Red Fife is a heritage landrace wheat, meaning there is genetic variability in the wheat that allows it to adapt to a diversity of growing conditions. David Fife developed the variety in 1842 and by the 1860s Red Fife was distributed and growing across Canada, adapting to a broad diversity of growing conditions. Renowned as a fine milling and baking wheat it set Canadian wheat standards for over forty years. Red Fife was gradually replaced with other wheat varieties, many of them hybridized with Red Fife for reasons of better disease resistance, improved yields and shorter growing season. However, growers were hybridizing for increased yields primarily and not taste. Red Fife is renowned for its exceptionally nutty and robust flavour. In the context of contemporary export-focused agricultural markets, the older landrace wheats like Red Fife, with their natural variability, were considered of lesser “value,” and were even sometimes illegal to sell through the main regulatory channels. Indeed, even today the Canadian Wheat Board does not officially recognize Red Fife as fit for human consumption and growers have to sell it as “feed wheat” to bakers and chefs.
Red Fife is a real heritage seed success story.
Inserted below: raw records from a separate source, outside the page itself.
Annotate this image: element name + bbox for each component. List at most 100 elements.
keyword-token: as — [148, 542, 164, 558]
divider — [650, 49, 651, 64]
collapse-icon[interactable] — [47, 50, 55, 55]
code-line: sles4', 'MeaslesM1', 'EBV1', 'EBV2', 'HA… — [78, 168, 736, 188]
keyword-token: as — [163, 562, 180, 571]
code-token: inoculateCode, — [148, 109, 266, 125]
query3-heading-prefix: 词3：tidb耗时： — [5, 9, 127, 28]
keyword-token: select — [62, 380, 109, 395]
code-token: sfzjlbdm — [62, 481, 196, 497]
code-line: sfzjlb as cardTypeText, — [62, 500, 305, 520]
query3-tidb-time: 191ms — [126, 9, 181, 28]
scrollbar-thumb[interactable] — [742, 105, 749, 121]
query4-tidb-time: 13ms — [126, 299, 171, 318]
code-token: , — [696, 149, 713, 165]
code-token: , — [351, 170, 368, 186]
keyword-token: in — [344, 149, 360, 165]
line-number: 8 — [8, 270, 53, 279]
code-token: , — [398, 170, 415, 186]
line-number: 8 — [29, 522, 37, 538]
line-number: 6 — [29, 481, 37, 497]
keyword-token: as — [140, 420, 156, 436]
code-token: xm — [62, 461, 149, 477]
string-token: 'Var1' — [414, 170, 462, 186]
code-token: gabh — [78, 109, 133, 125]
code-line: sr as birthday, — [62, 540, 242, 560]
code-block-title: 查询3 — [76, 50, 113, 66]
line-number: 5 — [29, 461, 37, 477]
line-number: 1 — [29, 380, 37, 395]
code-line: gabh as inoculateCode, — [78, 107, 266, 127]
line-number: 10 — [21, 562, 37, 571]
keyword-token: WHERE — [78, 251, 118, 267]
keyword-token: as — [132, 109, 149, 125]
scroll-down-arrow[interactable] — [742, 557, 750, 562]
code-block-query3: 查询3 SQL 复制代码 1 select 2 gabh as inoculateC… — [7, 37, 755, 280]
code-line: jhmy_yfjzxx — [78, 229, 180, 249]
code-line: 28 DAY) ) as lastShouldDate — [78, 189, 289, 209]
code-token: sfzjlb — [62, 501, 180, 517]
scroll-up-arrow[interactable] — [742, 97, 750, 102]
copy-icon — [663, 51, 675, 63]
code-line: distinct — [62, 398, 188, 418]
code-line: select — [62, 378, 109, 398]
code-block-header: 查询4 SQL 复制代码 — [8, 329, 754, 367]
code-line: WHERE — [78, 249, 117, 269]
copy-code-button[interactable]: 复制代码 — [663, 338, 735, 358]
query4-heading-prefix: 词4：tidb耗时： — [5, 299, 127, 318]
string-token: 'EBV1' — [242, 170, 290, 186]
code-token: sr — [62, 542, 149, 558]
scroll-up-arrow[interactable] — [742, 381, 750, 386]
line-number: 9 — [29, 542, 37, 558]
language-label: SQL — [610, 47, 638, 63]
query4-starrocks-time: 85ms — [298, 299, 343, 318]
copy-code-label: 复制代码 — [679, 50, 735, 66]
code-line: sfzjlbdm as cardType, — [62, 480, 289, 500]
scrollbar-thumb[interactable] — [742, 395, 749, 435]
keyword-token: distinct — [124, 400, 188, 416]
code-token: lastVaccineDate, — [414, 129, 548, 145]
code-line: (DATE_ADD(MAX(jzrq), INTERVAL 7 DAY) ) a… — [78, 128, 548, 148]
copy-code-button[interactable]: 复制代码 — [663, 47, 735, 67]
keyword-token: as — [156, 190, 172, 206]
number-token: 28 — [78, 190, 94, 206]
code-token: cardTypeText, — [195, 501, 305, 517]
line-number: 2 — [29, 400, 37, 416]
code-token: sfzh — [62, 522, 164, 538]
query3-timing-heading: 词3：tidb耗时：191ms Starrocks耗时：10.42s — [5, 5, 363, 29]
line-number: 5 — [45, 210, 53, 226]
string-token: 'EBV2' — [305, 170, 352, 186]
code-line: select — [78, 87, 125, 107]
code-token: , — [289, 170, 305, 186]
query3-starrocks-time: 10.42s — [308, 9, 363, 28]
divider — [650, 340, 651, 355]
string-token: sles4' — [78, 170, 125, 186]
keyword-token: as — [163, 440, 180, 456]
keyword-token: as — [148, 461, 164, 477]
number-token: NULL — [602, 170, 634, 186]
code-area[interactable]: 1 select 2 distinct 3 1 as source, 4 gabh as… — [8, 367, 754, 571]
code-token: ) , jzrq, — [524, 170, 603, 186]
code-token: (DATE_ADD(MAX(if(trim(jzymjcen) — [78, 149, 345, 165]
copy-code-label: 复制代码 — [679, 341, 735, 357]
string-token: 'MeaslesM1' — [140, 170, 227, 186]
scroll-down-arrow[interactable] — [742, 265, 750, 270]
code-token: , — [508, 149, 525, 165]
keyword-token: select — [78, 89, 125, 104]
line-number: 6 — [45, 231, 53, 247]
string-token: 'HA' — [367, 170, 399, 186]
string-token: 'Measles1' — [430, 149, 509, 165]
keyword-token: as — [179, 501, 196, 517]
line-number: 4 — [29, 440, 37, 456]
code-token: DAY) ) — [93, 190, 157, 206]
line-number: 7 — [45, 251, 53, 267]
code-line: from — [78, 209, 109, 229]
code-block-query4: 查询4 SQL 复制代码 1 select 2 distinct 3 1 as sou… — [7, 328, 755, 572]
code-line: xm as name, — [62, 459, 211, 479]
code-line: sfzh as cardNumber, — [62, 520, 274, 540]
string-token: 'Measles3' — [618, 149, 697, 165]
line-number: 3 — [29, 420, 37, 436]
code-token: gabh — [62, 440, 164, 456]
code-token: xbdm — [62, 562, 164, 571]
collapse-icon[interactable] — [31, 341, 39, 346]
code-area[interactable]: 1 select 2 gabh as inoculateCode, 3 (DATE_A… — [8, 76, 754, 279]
From the early 1900s until 1988, Red Fife seed survived only in a few plant breeder collections, and Agriculture Canada’s seed bank. In 1988, Sharon Rempel, obtained one pound of Red Fife from Agriculture Canada and planted half a pound of the seed. From those very small beginnings, Sharon’s dedication and passion, growers like Marc Loiselle, and support from Slow Food, over 500 tons (1,000,000 pounds) of Red Fife was harvested in Canada in 2007. Today Red Fife is again being grown from coast to coast.
The Red Fife Presidium
The Red Fife Presidium is Canada’s first and currently only Presidium. It was created to re-introduce Red Rife by introducing it to artisan bakeries. The Red Fife Presidium has supported the efforts of farmers who grow the wheat and has succeeded in increasing the amount of seed to such an extent that it can now be marketed. The bread promoted by the Presidium is kneaded and shaped by hand and baked in a stone oven. It has a yellow outer crust and smells of wheat and herbs. It has a strong, slightly acidic taste, with hints of spices, aniseed and fennel. To promote the high quality and excellent taste of artisan bread made from Red Fife flour, the presidium organized an Artisan Bread Tour, which visited six Canadian towns.